Plus la ressemblance est poussée et son système développé et plus c’est inquiétant. Lorsqu’elle atteint une très forte autonomie, c’est une toute autre menace. Cet individu est il réel ? Où est ce un programme voire un bug ?
Le cinéma par ses choix de cadrages, costumes … peut ainsi renforcer cette impression de malaise ou au contraire nous pousser dans une direction ou une autre (ne pas différencier les androïdes des humains ou les séparer totalement). La caméra interrogeant alors cette inquiétante étrangeté de l’androïde.

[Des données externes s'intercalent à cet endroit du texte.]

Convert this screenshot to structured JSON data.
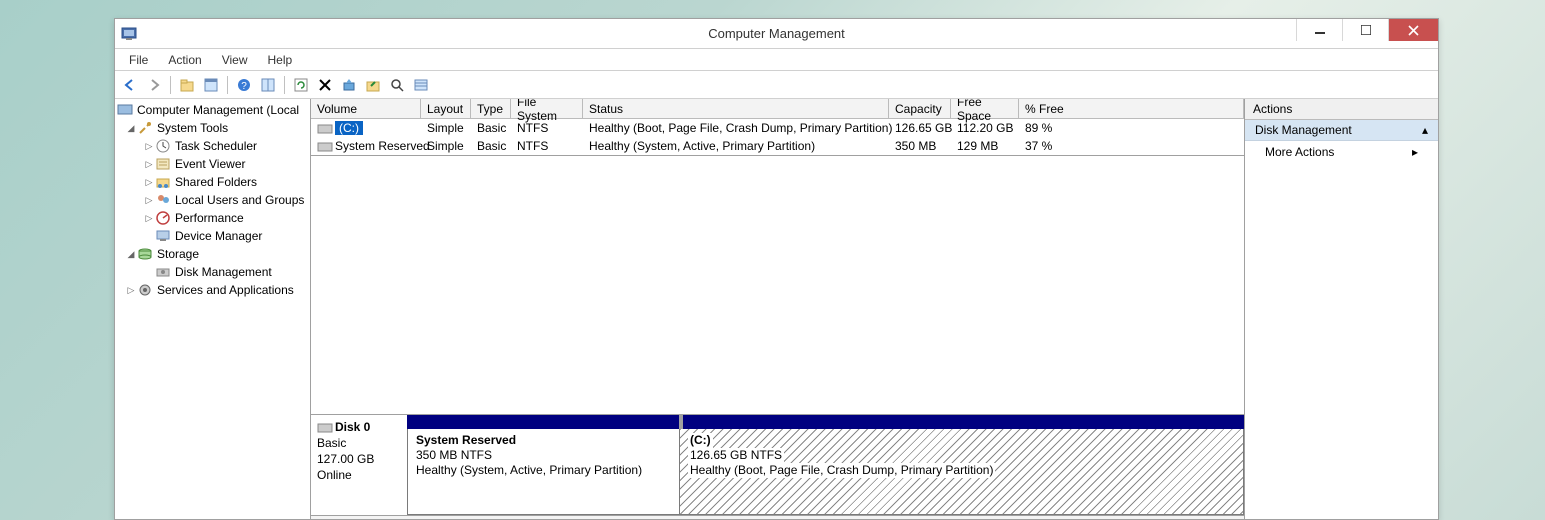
{
  "window": {
    "title": "Computer Management"
  },
  "menubar": [
    "File",
    "Action",
    "View",
    "Help"
  ],
  "tree": {
    "root": "Computer Management (Local",
    "systools": "System Tools",
    "items_systools": [
      "Task Scheduler",
      "Event Viewer",
      "Shared Folders",
      "Local Users and Groups",
      "Performance",
      "Device Manager"
    ],
    "storage": "Storage",
    "diskmgmt": "Disk Management",
    "services": "Services and Applications"
  },
  "table": {
    "headers": {
      "volume": "Volume",
      "layout": "Layout",
      "type": "Type",
      "fs": "File System",
      "status": "Status",
      "capacity": "Capacity",
      "free": "Free Space",
      "pct": "% Free"
    },
    "rows": [
      {
        "volume": "(C:)",
        "layout": "Simple",
        "type": "Basic",
        "fs": "NTFS",
        "status": "Healthy (Boot, Page File, Crash Dump, Primary Partition)",
        "capacity": "126.65 GB",
        "free": "112.20 GB",
        "pct": "89 %",
        "selected": true
      },
      {
        "volume": "System Reserved",
        "layout": "Simple",
        "type": "Basic",
        "fs": "NTFS",
        "status": "Healthy (System, Active, Primary Partition)",
        "capacity": "350 MB",
        "free": "129 MB",
        "pct": "37 %",
        "selected": false
      }
    ]
  },
  "disk": {
    "name": "Disk 0",
    "type": "Basic",
    "size": "127.00 GB",
    "state": "Online",
    "parts": [
      {
        "name": "System Reserved",
        "sub": "350 MB NTFS",
        "status": "Healthy (System, Active, Primary Partition)"
      },
      {
        "name": "(C:)",
        "sub": "126.65 GB NTFS",
        "status": "Healthy (Boot, Page File, Crash Dump, Primary Partition)"
      }
    ]
  },
  "actions": {
    "header": "Actions",
    "group": "Disk Management",
    "more": "More Actions"
  }
}
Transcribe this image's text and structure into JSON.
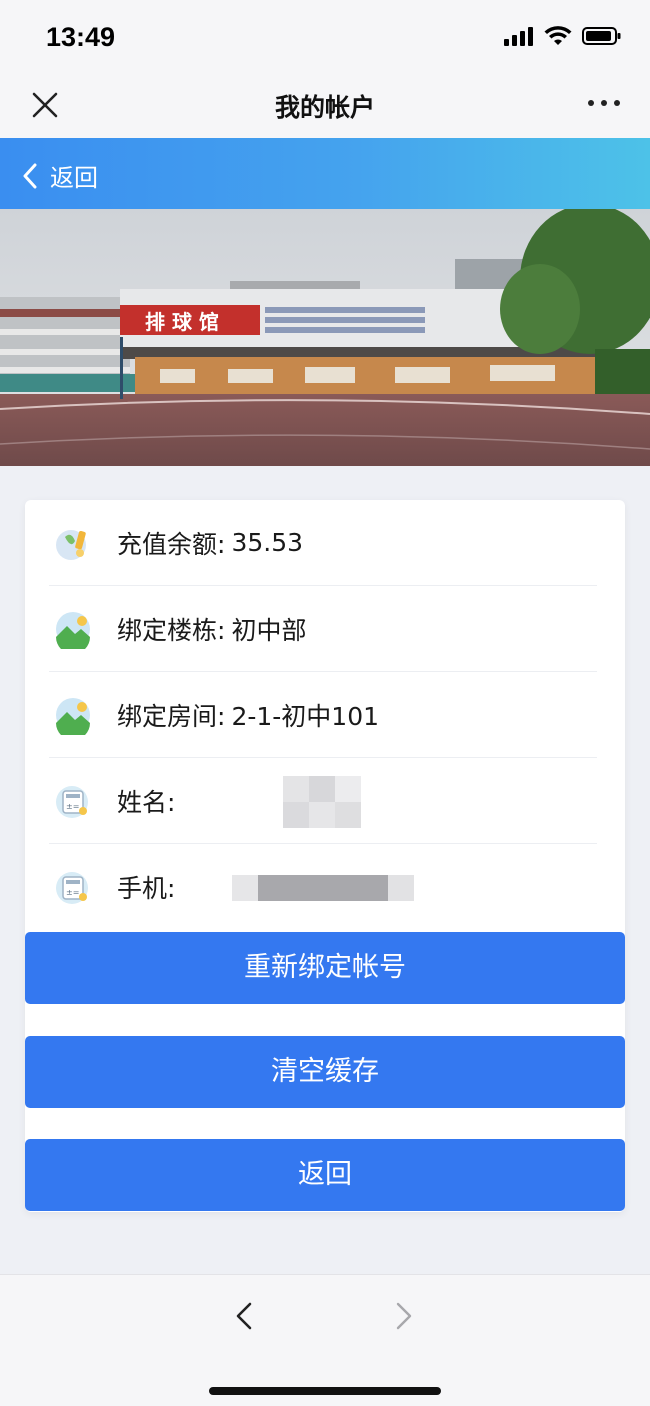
{
  "status_bar": {
    "time": "13:49"
  },
  "nav": {
    "title": "我的帐户"
  },
  "header": {
    "back_label": "返回"
  },
  "banner": {
    "sign_text": "排 球 馆"
  },
  "account": {
    "rows": [
      {
        "icon": "wallet-icon",
        "label": "充值余额:",
        "value": "35.53"
      },
      {
        "icon": "landscape-icon",
        "label": "绑定楼栋:",
        "value": "初中部"
      },
      {
        "icon": "landscape-icon",
        "label": "绑定房间:",
        "value": "2-1-初中101"
      },
      {
        "icon": "calculator-icon",
        "label": "姓名:",
        "value": ""
      },
      {
        "icon": "calculator-icon",
        "label": "手机:",
        "value": ""
      }
    ]
  },
  "buttons": {
    "rebind": "重新绑定帐号",
    "clear_cache": "清空缓存",
    "back": "返回"
  },
  "colors": {
    "button_blue": "#3478f0",
    "header_gradient_start": "#3a8ef0",
    "header_gradient_end": "#4dc2e8"
  }
}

Xénophobie, racisme et autres joyeusetés de l’Autre
L’androïde est problématique quant à son apparence d’inquiétante étrangeté. C’est aussi notre rapport à l’autre et au différent qui est en action ici. Réflexe somme toute instinctif que nous aurions hérité de l’âge de pierre : l’Autre fait peur. On se méfie de celui que l’on ne connaît pas et dont les intentions ne nous semble pas claires. Plus important encore, on se méfie de ce que l’on ne comprend pas. Comment réagir en cas d’attaque ? Comment contrôler si ce n’est cet autre, au moins la situation ?
A l’écran, l’androïde est donc ségrégé, utilisé voire supprimé lorsqu’il devient trop intelligent, trop autonome ou trop … humain. Que penser de la chasse au réplicant de Blade Runner ? De l’évasion d’Ex Machina ? Les exemples ne manquent pas ainsi que les parallèles avec toute autre situation hors écran.
L’androïde c’est donc une question plus que d’actualité. L’émission de Jimmy Fallon, par exemple, présente les avancées en terme de robots dans le “Tonight Robotics” tous les ans depuis 2017 prouve d’avancées remarquables. Jimmy cependant ne peut s’empêcher de sursauter lorsque le robot Sophia lui tend la main. La machine dotée d’une IA toujours plus performante est plus que jamais au coeur des débats tant scientifiques que sociologiques. C’est surtout l’occasion pour le cinéma de science fiction de faire ce qu’il fait le mieux: imaginer, émettre des hypothèses et questionner. Celui ci permet alors d’interroger notre rapport à une technique toujours plus connectée, présente et performante. Il interroge également notre rapport à l’autre et ce, dans une situation, où pour une fois, l’Humanité ne semble pas en position de force.